En mars 1943, l’usine Renault de Boulogne-Billancourt (Paris) est touchée et l’on dénombre 620 morts et 1 500 blessés, le même mois c’est autour de Rennes (472 morts) Rouen et Sotteville (200 morts). Les usines du Creusot et Sochaux (15 juillet : 94 morts) mais aussi Nantes (16 septembre : 712 morts). La banlieue parisienne n’est pas épargnée : Colombes et Nanterre (9 septembre : 94 morts), Ivry, Bois-Colombes, Courbevoie et Asnières (15 septembre et 31 décembre : 563 morts).
Les bombardements de 1944
Ils sont massifs, touchent l’essentiel des grandes villes et n’ont aucun objectif stratégique, ni politique, mais social : ni les usines, ni les noeuds ferroviaires, ni les casernes, ni les centres politiques les quartiers populaires de villes. De nombreuses villes, surtout s’il s’agit de ports, sont littéralement détruites comme Caen, Saint-Lô, Vire, Saint-Malo, Brest, Le Havre, Lorient, Saint-Nazaire tandis que d’autres, comme Nantes, Rennes ou Rouen, sont sévèrement touchées.

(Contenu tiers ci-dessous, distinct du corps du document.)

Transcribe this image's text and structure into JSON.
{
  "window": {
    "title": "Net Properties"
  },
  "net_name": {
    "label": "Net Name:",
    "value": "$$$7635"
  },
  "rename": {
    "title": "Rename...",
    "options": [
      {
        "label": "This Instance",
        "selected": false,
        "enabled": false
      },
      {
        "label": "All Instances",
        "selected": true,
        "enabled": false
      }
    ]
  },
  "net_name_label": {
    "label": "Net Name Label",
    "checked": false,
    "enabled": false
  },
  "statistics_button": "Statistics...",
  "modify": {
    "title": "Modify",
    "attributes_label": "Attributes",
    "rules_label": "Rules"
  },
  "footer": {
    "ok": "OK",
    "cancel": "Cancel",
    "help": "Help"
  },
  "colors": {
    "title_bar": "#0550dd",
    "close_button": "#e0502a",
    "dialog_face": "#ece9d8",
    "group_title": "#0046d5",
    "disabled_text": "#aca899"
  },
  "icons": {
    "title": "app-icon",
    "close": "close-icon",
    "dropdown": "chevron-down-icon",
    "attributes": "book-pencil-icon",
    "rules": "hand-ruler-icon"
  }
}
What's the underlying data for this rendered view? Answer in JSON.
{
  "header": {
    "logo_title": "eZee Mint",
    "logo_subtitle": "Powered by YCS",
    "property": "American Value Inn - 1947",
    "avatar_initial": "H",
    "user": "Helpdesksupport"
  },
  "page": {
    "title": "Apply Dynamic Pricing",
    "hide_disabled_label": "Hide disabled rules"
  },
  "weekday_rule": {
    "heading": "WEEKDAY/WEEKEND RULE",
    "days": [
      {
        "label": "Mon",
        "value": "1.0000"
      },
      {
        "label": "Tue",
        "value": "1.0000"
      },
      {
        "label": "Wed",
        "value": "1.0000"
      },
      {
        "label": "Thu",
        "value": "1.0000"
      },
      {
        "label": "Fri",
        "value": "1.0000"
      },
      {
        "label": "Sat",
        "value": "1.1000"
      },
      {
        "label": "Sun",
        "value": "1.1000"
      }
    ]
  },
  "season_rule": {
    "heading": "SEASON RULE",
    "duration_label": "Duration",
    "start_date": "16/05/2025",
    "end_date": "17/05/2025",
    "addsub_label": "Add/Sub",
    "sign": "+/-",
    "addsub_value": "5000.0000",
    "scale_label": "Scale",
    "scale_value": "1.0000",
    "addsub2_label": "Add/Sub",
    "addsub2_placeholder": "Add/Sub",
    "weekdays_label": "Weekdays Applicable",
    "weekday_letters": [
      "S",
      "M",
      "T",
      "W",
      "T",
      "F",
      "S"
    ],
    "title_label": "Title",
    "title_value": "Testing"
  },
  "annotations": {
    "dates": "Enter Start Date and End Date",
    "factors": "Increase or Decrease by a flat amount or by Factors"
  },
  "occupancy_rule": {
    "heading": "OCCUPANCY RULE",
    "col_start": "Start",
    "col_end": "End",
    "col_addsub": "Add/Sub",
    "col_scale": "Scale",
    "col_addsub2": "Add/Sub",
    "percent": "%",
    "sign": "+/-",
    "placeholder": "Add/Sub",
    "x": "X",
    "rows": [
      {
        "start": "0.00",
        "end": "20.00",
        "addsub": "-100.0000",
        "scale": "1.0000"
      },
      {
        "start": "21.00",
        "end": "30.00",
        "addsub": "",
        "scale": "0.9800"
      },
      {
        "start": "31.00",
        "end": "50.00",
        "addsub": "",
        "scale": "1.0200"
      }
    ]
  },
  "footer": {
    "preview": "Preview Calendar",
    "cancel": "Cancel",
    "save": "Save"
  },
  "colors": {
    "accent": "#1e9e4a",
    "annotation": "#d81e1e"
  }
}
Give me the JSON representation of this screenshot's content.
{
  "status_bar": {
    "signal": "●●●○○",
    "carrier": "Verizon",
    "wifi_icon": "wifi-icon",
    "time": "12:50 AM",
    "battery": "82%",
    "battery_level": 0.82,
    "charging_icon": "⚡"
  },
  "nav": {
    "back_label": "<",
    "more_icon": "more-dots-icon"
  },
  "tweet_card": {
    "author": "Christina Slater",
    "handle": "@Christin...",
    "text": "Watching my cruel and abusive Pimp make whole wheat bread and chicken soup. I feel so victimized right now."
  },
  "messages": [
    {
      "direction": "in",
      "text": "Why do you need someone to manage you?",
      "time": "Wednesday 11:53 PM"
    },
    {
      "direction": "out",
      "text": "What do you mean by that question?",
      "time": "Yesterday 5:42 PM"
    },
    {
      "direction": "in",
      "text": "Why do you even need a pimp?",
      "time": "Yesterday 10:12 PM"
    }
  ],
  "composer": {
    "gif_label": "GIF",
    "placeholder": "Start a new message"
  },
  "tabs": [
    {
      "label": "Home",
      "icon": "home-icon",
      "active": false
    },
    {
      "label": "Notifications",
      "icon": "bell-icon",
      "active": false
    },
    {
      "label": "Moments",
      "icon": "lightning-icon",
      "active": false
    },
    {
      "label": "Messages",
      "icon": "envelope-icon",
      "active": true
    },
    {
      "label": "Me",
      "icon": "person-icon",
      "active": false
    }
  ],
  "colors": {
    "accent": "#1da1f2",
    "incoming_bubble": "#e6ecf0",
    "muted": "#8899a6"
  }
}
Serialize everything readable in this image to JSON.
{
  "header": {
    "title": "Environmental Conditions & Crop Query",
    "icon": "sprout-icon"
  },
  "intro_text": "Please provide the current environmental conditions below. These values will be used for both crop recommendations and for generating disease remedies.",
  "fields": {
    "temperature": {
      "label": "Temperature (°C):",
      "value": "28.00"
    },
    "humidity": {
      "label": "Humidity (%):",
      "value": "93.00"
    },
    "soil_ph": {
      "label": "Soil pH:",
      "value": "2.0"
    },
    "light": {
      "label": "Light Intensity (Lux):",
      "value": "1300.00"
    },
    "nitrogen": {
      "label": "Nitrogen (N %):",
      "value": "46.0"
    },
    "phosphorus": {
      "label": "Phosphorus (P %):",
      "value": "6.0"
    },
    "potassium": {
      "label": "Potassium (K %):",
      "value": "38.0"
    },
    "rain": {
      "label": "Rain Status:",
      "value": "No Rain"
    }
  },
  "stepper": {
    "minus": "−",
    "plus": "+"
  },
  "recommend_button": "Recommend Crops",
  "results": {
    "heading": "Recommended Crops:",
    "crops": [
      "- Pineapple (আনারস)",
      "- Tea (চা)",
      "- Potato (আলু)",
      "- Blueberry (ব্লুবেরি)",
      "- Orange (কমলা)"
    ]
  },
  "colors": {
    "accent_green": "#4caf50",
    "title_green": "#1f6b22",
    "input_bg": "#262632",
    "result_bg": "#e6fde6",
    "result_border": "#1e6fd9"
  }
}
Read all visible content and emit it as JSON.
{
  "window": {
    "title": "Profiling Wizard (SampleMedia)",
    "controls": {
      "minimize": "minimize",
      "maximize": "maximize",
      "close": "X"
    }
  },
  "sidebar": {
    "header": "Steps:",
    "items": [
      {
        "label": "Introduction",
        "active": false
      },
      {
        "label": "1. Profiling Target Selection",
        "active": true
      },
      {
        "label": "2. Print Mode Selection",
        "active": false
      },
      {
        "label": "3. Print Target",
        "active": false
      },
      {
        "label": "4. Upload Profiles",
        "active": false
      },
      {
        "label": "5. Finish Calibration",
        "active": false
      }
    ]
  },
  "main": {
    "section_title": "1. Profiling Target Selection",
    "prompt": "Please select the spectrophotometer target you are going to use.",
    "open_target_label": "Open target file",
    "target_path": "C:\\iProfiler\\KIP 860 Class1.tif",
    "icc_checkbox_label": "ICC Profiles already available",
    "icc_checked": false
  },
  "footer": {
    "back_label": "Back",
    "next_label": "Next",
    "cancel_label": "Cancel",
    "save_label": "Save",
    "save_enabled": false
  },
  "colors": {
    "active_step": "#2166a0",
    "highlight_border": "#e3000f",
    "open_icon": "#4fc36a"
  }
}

Au départ les Alliés considèrent que la France est une puissance vaincue puisque la bourgeoisie française, son chef Pétain et son Etat ont choisi le camp de l’Allemagne. Du coup, ce qui était programmé au départ dans les négociations entre dirigeants anglais et américains était une occupation militaire. Le pays a été bombardé comme les autres pays vaincus et ce sont les travailleurs qui en sont les premières victimes. Ce n’est pas à cause d’erreur de tir, comme la population le disait souvent. Il s’agit d’écraser les travailleurs qui risquent de se révolter.
« Calais, Boulogne, Dieppe, Rouen, Le Havre, Cherbourg, Nantes, Marseille, Toulon, écrasés par les bombardements britanniques et américains » De Gaulle dans « Mémoire de guerre »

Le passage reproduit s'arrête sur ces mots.